The Dating Double Standard

A few weeks ago I was set up with a boy. We chatted for a bit, made some small talk. He was sarcastically funny and he was tall, and in my book, those two things will warrant a first date. (Let’s face it – Jewish boys are usually not tall, and even less so if you buzz down that J- fro.)

So he got my number and told me he would call.
He waited 3 days.
Annoying, but expected.

I was at work when TFB (Tall Funny Boy) called. And being the world’s worst phone person that I am, I didn’t call him back right away. Work got crazy and before I knew it two days had passed and I still had not called the boy back. Rude? A bit. But also a total honest mistake. I made a mental note to call him that night and carried on with my day.

But here’s the kicker: as I was leaving work, I noticed a missed call on my phone and a voicemail message in my inbox.

“Hey it’s ****. Just calling again to see what’s up. Give me a call when you get a chance.”
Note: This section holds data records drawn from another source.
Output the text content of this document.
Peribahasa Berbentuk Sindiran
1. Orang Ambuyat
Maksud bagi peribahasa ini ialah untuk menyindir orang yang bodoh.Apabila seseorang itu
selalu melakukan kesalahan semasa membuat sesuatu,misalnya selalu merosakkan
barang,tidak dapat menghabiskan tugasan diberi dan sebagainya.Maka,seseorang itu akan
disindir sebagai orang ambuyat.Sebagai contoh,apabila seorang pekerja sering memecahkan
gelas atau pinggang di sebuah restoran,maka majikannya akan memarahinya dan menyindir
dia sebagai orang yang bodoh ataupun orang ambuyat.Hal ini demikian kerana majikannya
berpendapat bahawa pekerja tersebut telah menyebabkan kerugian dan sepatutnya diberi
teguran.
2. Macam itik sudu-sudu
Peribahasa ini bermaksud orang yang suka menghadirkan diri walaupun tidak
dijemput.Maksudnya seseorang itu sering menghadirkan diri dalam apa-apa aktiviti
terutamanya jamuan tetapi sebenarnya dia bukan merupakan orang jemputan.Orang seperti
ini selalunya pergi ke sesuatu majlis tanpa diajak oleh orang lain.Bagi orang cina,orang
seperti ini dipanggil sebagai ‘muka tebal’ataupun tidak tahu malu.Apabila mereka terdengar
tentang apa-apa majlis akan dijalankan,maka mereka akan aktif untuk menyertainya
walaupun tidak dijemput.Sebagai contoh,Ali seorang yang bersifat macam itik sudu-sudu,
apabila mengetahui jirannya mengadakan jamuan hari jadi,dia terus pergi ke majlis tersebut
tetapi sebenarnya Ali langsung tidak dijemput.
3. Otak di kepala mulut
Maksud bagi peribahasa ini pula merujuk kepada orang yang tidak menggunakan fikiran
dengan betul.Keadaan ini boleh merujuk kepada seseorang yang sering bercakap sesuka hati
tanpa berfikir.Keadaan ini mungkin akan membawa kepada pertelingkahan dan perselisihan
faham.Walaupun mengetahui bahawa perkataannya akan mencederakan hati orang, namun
And then, before I even had the chance to park my car and head back into my house, he called me AGAIN.

I know, I know – I should’ve been overjoyed. I can’t count on all my fingers, toes and every other extremity how many times a guy has told me he’d call and then didn’t. Which my friends reminded me as I shared my annoyance with them.
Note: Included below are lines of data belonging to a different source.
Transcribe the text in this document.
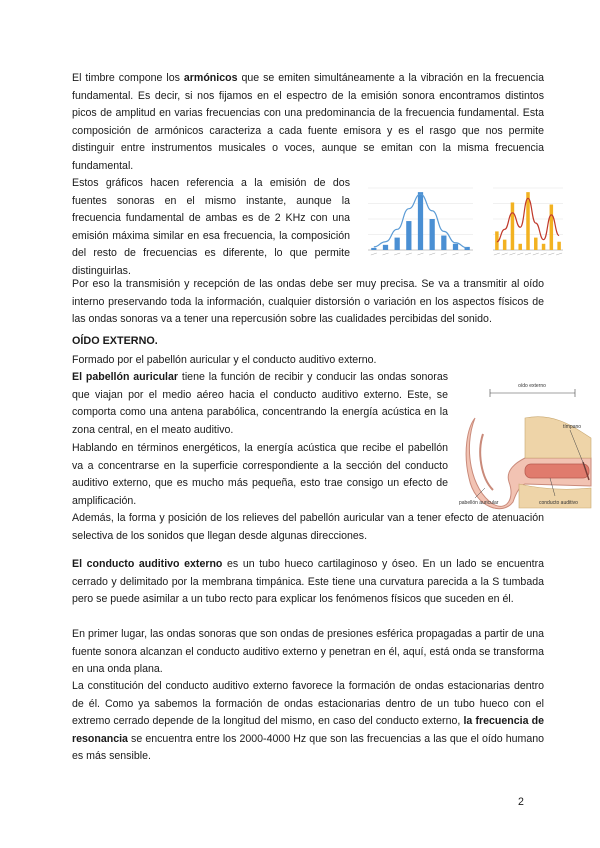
El timbre compone los armónicos que se emiten simultáneamente a la vibración en la frecuencia fundamental. Es decir, si nos fijamos en el espectro de la emisión sonora encontramos distintos picos de amplitud en varias frecuencias con una predominancia de la frecuencia fundamental. Esta composición de armónicos caracteriza a cada fuente emisora y es el rasgo que nos permite distinguir entre instrumentos musicales o voces, aunque se emitan con la misma frecuencia fundamental.

Estos gráficos hacen referencia a la emisión de dos fuentes sonoras en el mismo instante, aunque la frecuencia fundamental de ambas es de 2 KHz con una emisión máxima similar en esa frecuencia, la composición del resto de frecuencias es diferente, lo que permite distinguirlas.

Por eso la transmisión y recepción de las ondas debe ser muy precisa. Se va a transmitir al oído interno preservando toda la información, cualquier distorsión o variación en los aspectos físicos de las ondas sonoras va a tener una repercusión sobre las cualidades percibidas del sonido.

OÍDO EXTERNO.

Formado por el pabellón auricular y el conducto auditivo externo.

El pabellón auricular tiene la función de recibir y conducir las ondas sonoras que viajan por el medio aéreo hacia el conducto auditivo externo. Este, se comporta como una antena parabólica, concentrando la energía acústica en la zona central, en el meato auditivo.

Hablando en términos energéticos, la energía acústica que recibe el pabellón va a concentrarse en la superficie correspondiente a la sección del conducto auditivo externo, que es mucho más pequeña, esto trae consigo un efecto de amplificación.

Además, la forma y posición de los relieves del pabellón auricular van a tener efecto de atenuación selectiva de los sonidos que llegan desde algunas direcciones.

El conducto auditivo externo es un tubo hueco cartilaginoso y óseo. En un lado se encuentra cerrado y delimitado por la membrana timpánica. Este tiene una curvatura parecida a la S tumbada pero se puede asimilar a un tubo recto para explicar los fenómenos físicos que suceden en él.

En primer lugar, las ondas sonoras que son ondas de presiones esférica propagadas a partir de una fuente sonora alcanzan el conducto auditivo externo y penetran en él, aquí, está onda se transforma en una onda plana.

La constitución del conducto auditivo externo favorece la formación de ondas estacionarias dentro de él. Como ya sabemos la formación de ondas estacionarias dentro de un tubo hueco con el extremo cerrado depende de la longitud del mismo, en caso del conducto externo, la frecuencia de resonancia se encuentra entre los 2000-4000 Hz que son las frecuencias a las que el oído humano es más sensible.

oído externo
tímpano
pabellón auricular	conducto auditivo
2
“He must just like you.” (Well, duh.)
“He is just interested – he’s pursuing you, that is so flattering.”
“Can you pass the Oreos?… Thanks….Oh yeah. He’s totally diggin’ you.”
“Haven’t you read that book He’s Just Not That Into You? Clearly this guy is, so what’s the problem?”

And so it went. And even though I was in a perpetual eye-roll for the duration of that conversation, it did get me thinking. Maybe I should be flattered. Maybe I’m just not used to being pursued and this actually is a good thing. Maybe I should get over the creepy factor (I know he wasn’t stalking me, but it was a little much) and call him back.
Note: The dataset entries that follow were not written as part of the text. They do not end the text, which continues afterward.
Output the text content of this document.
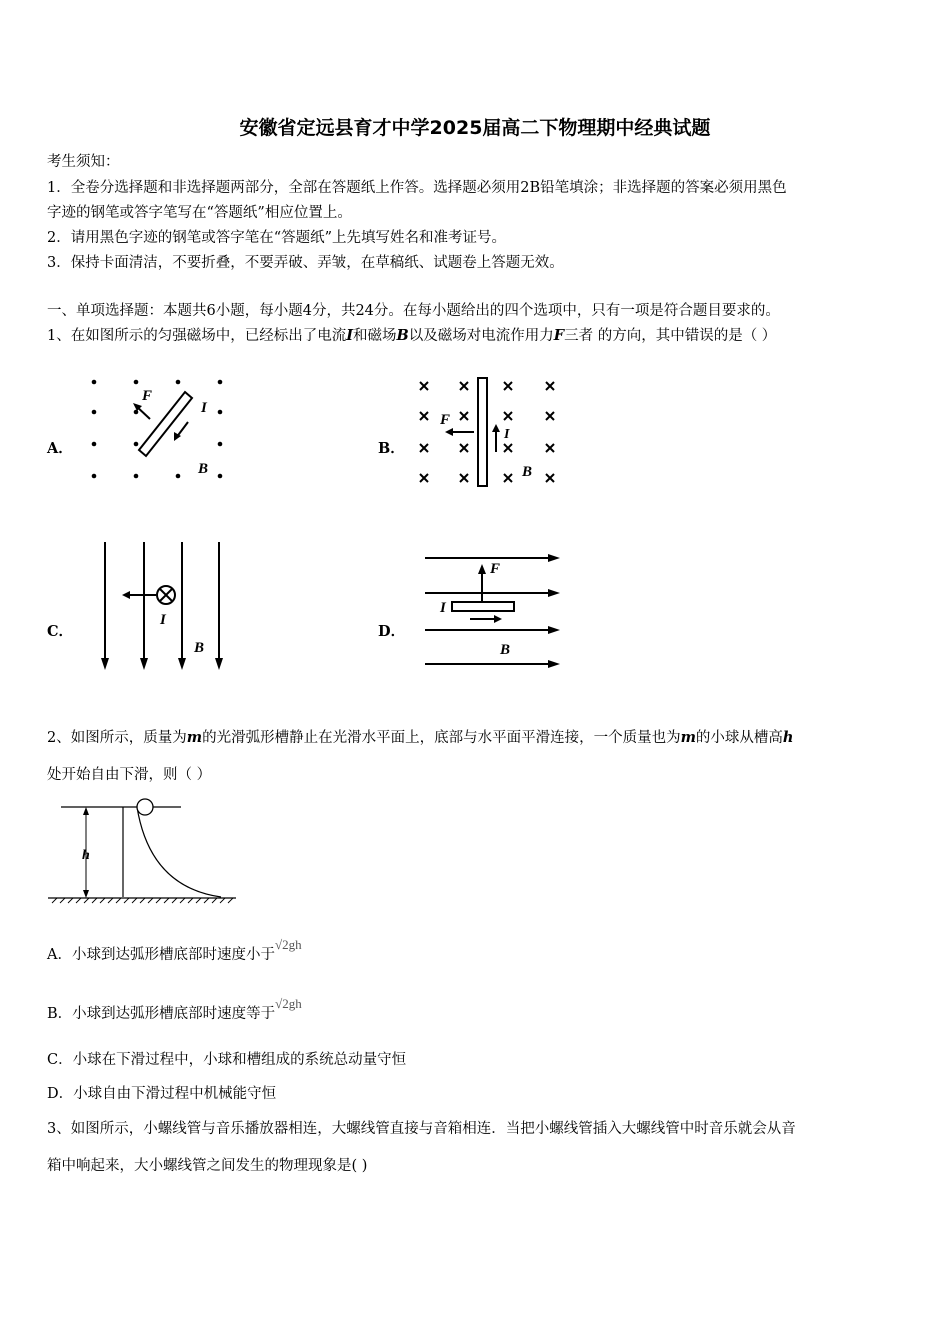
安徽省定远县育才中学2025届高二下物理期中经典试题
考生须知：
1．全卷分选择题和非选择题两部分，全部在答题纸上作答。选择题必须用2B铅笔填涂；非选择题的答案必须用黑色
字迹的钢笔或答字笔写在“答题纸”相应位置上。
2．请用黑色字迹的钢笔或答字笔在“答题纸”上先填写姓名和准考证号。
3．保持卡面清洁，不要折叠，不要弄破、弄皱，在草稿纸、试题卷上答题无效。
一、单项选择题：本题共6小题，每小题4分，共24分。在每小题给出的四个选项中，只有一项是符合题目要求的。
1、在如图所示的匀强磁场中，已经标出了电流I和磁场B以及磁场对电流作用力F三者 的方向，其中错误的是（ ）
A．	B．
C．	D．
F
I
B
F
I
B
I
B
F
I
B
2、如图所示，质量为m的光滑弧形槽静止在光滑水平面上，底部与水平面平滑连接，一个质量也为m的小球从槽高h
处开始自由下滑，则（ ）
h
A．小球到达弧形槽底部时速度小于√2gh
B．小球到达弧形槽底部时速度等于√2gh
C．小球在下滑过程中，小球和槽组成的系统总动量守恒
D．小球自由下滑过程中机械能守恒
3、如图所示，小螺线管与音乐播放器相连，大螺线管直接与音箱相连．当把小螺线管插入大螺线管中时音乐就会从音
箱中响起来，大小螺线管之间发生的物理现象是( )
But then other thoughts flooded my mind. Namely, the fact that this situation is just totally unfair.

If I had gone out with this guy and if I been the one to call him twice in a row without hearing back, do you think his friends would be passing him the bag of Oreos and saying, “that is so flattering?”

HELL NO. Even if you replaced “bag of Oreos” with “cans of Natty Light.” Unless his guy friends like to dance around in tutus and tiaras. And even then, his friends and said guy would still think I was bat sh*t crazy with major issues. Words that would probably come up in that convo: neurotic, clingy, crazy bitch, RUN. RUN NOW.

So why is it that I’m supposed to start swooning over how much this guy must like me and want to take me out when, if the tables were turned, the guy would probably never return my calls, unfriend me from Facebook and enter witness protection? Just because I’m a girl I’m supposed to go along with it? I’m not allowed to be turned off, too?

It’s double standards like these that irk me to my very core and sometimes make me hate being a girl. Why does it seem like guys get handed all the control in the relationship and we’re just sorta along for the ride? Why do we consistently give them a free pass to do the things we’ve been taught are major do nots? Do we set our standards too low, or are guys setting them way too high?

I just need to know: am I the only one feeling this way, or is this yet another dating double standard we just have to deal with?